7) Changes the Floors and Caps of Deductions

The new tax bill lowers the floor on medical and dental expenses from 10% to 7.5% of your adjusted gross income. If you have adjusted gross income of $20,000 and have $5,000 in medical expenses, you’ll be able to deduct $3,500 ($5,000 – ($20,000 x 7.5%)).

State and local taxes (SALT), income, and property taxes are now capped in the aggregate at $10,000 for joint filers ($5,000 for single and filing separately). Real estate investors: you can still deduct property taxes on your rentals. There is no cap for items which are deductible on Schedule C, E, and F.

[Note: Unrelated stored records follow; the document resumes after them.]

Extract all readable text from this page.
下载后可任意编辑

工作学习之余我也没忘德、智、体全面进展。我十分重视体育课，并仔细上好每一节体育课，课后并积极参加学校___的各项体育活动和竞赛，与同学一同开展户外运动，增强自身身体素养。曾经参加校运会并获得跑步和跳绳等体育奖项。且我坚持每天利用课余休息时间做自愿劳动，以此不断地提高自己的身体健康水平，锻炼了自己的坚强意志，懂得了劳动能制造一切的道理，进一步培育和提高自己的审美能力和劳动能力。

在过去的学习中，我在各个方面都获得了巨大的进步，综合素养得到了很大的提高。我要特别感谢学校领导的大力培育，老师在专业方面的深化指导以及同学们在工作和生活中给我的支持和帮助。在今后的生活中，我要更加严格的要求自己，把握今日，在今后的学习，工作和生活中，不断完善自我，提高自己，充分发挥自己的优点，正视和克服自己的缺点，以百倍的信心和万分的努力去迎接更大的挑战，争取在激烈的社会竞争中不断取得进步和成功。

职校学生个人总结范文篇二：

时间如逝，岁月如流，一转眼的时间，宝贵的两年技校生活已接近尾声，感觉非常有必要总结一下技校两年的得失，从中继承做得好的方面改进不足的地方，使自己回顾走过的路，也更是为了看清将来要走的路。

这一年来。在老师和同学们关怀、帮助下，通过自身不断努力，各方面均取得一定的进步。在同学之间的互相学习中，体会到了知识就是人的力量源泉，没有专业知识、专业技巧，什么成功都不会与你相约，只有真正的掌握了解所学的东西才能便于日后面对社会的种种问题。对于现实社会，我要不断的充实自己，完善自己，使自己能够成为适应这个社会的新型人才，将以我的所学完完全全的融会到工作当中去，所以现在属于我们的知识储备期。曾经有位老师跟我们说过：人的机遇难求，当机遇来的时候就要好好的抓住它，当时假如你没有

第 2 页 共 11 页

The new tax bill limits the deduction on your mortgage interest to $750,000 of the loan. The GOP originally wanted to cap the mortgage interest deduction to $500,000 but it appears that was adjusted higher in the final bill per Section 163(h)(3) amendment. The old amount prior to any mention of the new tax bill was $1 million.  This means that if your loan amount on your primary residence is greater than $750,00, you won’t be able to deduct all the interest but you’ll still be able to deduct an amount related to the cap.

8) Estate Tax Doubles – The estate tax doubles to about $11 million if you’re single and $22 million for married couples. This is the amount that is sheltered from the death tax so your heirs don’t have to pay tax on this amount.

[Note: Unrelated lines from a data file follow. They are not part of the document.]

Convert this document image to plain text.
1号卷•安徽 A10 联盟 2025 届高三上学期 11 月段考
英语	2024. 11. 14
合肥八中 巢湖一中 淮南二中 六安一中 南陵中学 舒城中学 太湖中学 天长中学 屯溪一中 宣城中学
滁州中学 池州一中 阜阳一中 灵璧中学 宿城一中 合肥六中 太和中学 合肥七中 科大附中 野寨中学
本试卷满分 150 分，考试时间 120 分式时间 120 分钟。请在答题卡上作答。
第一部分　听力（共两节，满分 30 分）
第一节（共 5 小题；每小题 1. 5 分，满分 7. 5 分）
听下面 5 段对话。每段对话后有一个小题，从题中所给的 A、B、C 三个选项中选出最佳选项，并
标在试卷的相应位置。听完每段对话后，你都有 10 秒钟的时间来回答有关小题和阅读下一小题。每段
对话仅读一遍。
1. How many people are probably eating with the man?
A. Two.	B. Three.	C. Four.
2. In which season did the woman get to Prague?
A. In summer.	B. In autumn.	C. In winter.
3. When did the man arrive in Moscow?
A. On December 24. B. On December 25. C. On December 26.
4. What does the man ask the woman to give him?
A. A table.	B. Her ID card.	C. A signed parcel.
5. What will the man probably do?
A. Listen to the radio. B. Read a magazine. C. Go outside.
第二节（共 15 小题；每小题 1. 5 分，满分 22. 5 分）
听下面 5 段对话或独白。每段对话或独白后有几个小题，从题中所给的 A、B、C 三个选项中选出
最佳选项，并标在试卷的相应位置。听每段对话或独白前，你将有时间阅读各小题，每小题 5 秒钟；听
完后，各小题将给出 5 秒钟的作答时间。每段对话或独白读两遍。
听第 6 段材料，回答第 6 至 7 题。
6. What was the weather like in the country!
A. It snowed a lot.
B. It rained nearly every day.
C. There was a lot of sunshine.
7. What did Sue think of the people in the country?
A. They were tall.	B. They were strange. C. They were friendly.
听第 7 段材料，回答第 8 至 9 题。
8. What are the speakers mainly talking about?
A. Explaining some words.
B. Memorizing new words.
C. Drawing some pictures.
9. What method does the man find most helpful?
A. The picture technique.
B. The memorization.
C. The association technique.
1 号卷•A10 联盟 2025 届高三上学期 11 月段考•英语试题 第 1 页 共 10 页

9) Long Term Capital Gains & Dividend Taxed the Same – There’s no change to the long term capital gains and dividend income tax rate; however, there are now income thresholds for the taxable amounts instead of using the brackets. The rates are 0% for joint filers and surviving spouse with a $77,200 income ($38,600 for individuals); 15% for joint filers between $77,200 and $479,000 in income; and 20% for joint filers with incomes above $479,000. These amounts are indexed to the chained CPI like most of the new indexing.

New Tax Bill Changes for Corporations

1) Lower Tax Rate – Corporations will receive a lower max tax rate of 21% starting in 2018. This is by far the biggest change in the tax bill. The maximum corporate tax rate was 39% previously. Businesses will now have more profit because they won’t be paying as much to the federal government. I think they’ll use the added capital on dividends, stock buybacks, and reinvestment in their businesses. The latter could translate into better jobs and higher wages, but it has indirect employee impact.

2) Increased Section 179 Deductions – These are the accelerated deductions that a lot of small corporations live for. Corporations will be able to deduct $1 million instead of $500,000 for short-lived capital investments.

3) Pass-Through Entity Income Deduction – The new tax bill allows for a 20% deduction on qualified business income. This doesn’t apply to healthcare firms, law firms, or other professional services.

4) Net Interest Expense Deduction Limits – The Tax Cuts and Jobs Act limits the deductions for net interest expense to 30% of EBITDA for 4 years and 30% of EBIT after the 4th year.

5) Eliminates NOL Carrybacks – This bill eliminates net operating loss carrybacks. Corporations will no longer be able to take their NOLs back to readjust previous tax bills and get a benefit. Also, there’s a limit on carryforwards of NOLs to 80% of taxable income.

Conclusion

Make sure you take any and all deductions you can in 2017 because you won’t get credit for many in 2018. Also, you’re not very likely to itemize your deductions in the 2018 tax year. I heard something like 95% of taxpayers will simply claim the standard deduction because it will be incredibly high going forward. This should make your taxes much easier to complete going forward; however, there are still some quirky happenings in the tax bill. See what you can do to use software to plan your income, investments, and tax liability.